The Kalamazoo Valley Museum and the Kalamazoo Section of the American Chemical Society are hosting Chemistry Day, free, from noon to 4 p.m. on Oct. 12 at the Kalamazoo Valley Museum. Celebrating their 27th collaboration, this year’s Chemistry Day theme is “Energy: Now and Forever.” “Over the years, Chemistry Day has made a tremendous impact on many in our geographical area and even across the state,” said Dr. Lydia Hines, a Western Michigan University Chemistry professor and an officer of the Kalamazoo Section of the American Chemical Society.
Kalamazoo has been leading the region in energy research, conservation, and recycling. From buses that run on biodiesel energy made from used cooking oil, to wind turbine powered classrooms, to solar powered race cars, Kalamazoo is focused on finding new energy resources and capturing those found in nature. Many of this year’s activities will invite visitors to help create energy and to discover how energy works and where it comes from.
Pedaling a bicycle-driven generator, participants will see how much energy is required to power different light sources. Wearing safety glasses, visitors will combine chemicals to creating a glowing, bright light referred to as chemiluminescence. They will assemble a magnesium-copper (Mg-Cu) battery system to light a diode and see a demonstration on water electrolysis. Two different types of chemical reactions that create heat will result in both making crystals and a volcano. Solar energy will be used to activate colors in UV color-changing nail polish and beads.
“Patrons return to interact with volunteers, do hands-on activities, and observe demonstrations throughout the Museum and outdoors. Our longevity has seen youngsters who have grown and now bring their own children to the event,” Lydia Hines reported. Returning visitors won’t be disappointed; their yearly favorites will still be offered in addition to some new ones. Slime, dancing milk, and liquid nitrogen will be back, along with magic moon sand, iron in cereal, shiny pennies, chromatography butterflies, invisible ink, density towers, glitter tornadoes, and magic floating eggs.
Visitors also won’t want to miss the energy exhibits found in the Museum’s Science in Motion gallery. Starting with a battery pack, patrons can build and race their own cars on a track. They can also use hand cranks to power a radio, light-bright set, flashing light, fan, and video camera. Also, discover how gravity and centrifugal force work together to race circular disks.

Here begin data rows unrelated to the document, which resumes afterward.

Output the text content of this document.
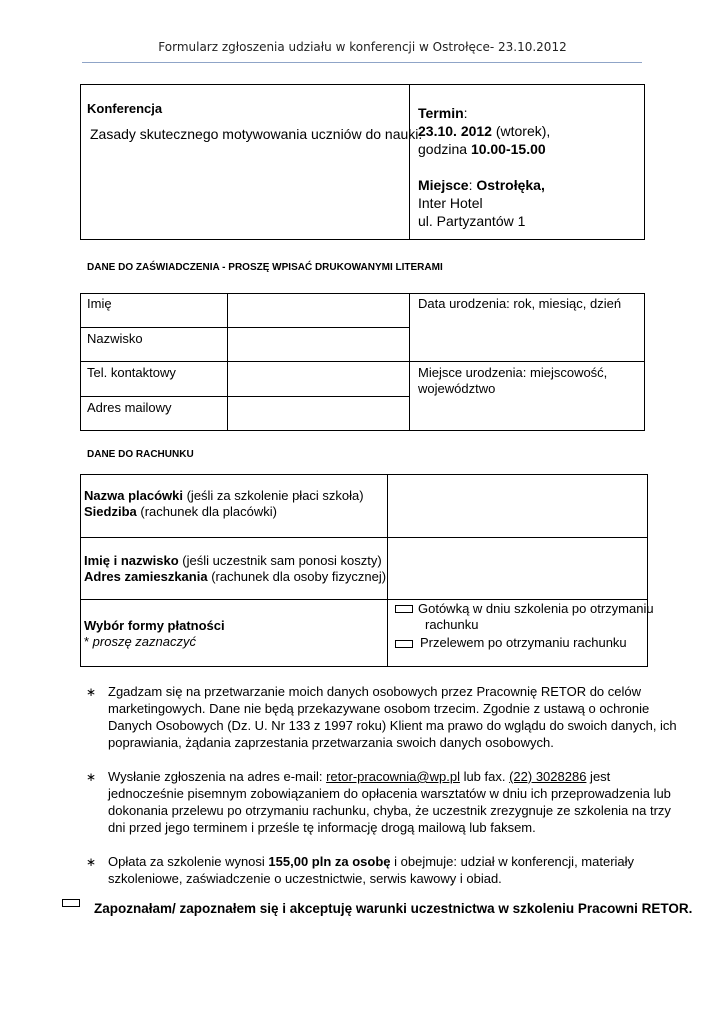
Formularz zgłoszenia udziału w konferencji w Ostrołęce- 23.10.2012
Konferencja
Zasady skutecznego motywowania uczniów do nauki.
Termin:
23.10. 2012 (wtorek),
godzina 10.00-15.00
Miejsce: Ostrołęka,
Inter Hotel
ul. Partyzantów 1
DANE DO ZAŚWIADCZENIA - PROSZĘ WPISAĆ DRUKOWANYMI LITERAMI
Imię
Nazwisko
Tel. kontaktowy
Adres mailowy
Data urodzenia: rok, miesiąc, dzień
Miejsce urodzenia: miejscowość,
województwo
DANE DO RACHUNKU
Nazwa placówki (jeśli za szkolenie płaci szkoła)
Siedziba (rachunek dla placówki)
Imię i nazwisko (jeśli uczestnik sam ponosi koszty)
Adres zamieszkania (rachunek dla osoby fizycznej)
Wybór formy płatności
* proszę zaznaczyć
Gotówką w dniu szkolenia po otrzymaniu
rachunku
Przelewem po otrzymaniu rachunku
∗ Zgadzam się na przetwarzanie moich danych osobowych przez Pracownię RETOR do celów
marketingowych. Dane nie będą przekazywane osobom trzecim. Zgodnie z ustawą o ochronie
Danych Osobowych (Dz. U. Nr 133 z 1997 roku) Klient ma prawo do wglądu do swoich danych, ich
poprawiania, żądania zaprzestania przetwarzania swoich danych osobowych.
∗ Wysłanie zgłoszenia na adres e-mail: retor-pracownia@wp.pl lub fax. (22) 3028286 jest
jednocześnie pisemnym zobowiązaniem do opłacenia warsztatów w dniu ich przeprowadzenia lub
dokonania przelewu po otrzymaniu rachunku, chyba, że uczestnik zrezygnuje ze szkolenia na trzy
dni przed jego terminem i prześle tę informację drogą mailową lub faksem.
∗ Opłata za szkolenie wynosi 155,00 pln za osobę i obejmuje: udział w konferencji, materiały
szkoleniowe, zaświadczenie o uczestnictwie, serwis kawowy i obiad.
Zapoznałam/ zapoznałem się i akceptuję warunki uczestnictwa w szkoleniu Pracowni RETOR.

This annual event is held to celebrate National Chemistry Week. National Chemistry Week is an outreach program of the American Chemical Society, the world's largest single-science professional organization. Chemists and students from local educational institutions, as well as local companies, collaborate to provide this event. This year’s participants include: the National Organization for the Professional Advancement of Black Chemists and Chemical Engineers (NOBCChE), Western Michigan University, Kalamazoo Valley Community College, Kalamazoo College, the WMU Chem Club, AB Chemistry students from Gull Lake High School, Kalsec Inc., Pfizer, and Perrigo. The Chemical Society's community service project for Chemistry Day is to collect used batteries for recycling, so bring your old and expired batteries for free disposal!
Admission to the Museum and participation in Chemistry Day activities is free.
The Kalamazoo Valley Museum is operated by Kalamazoo Valley Community College and is governed by its Board of Trustees.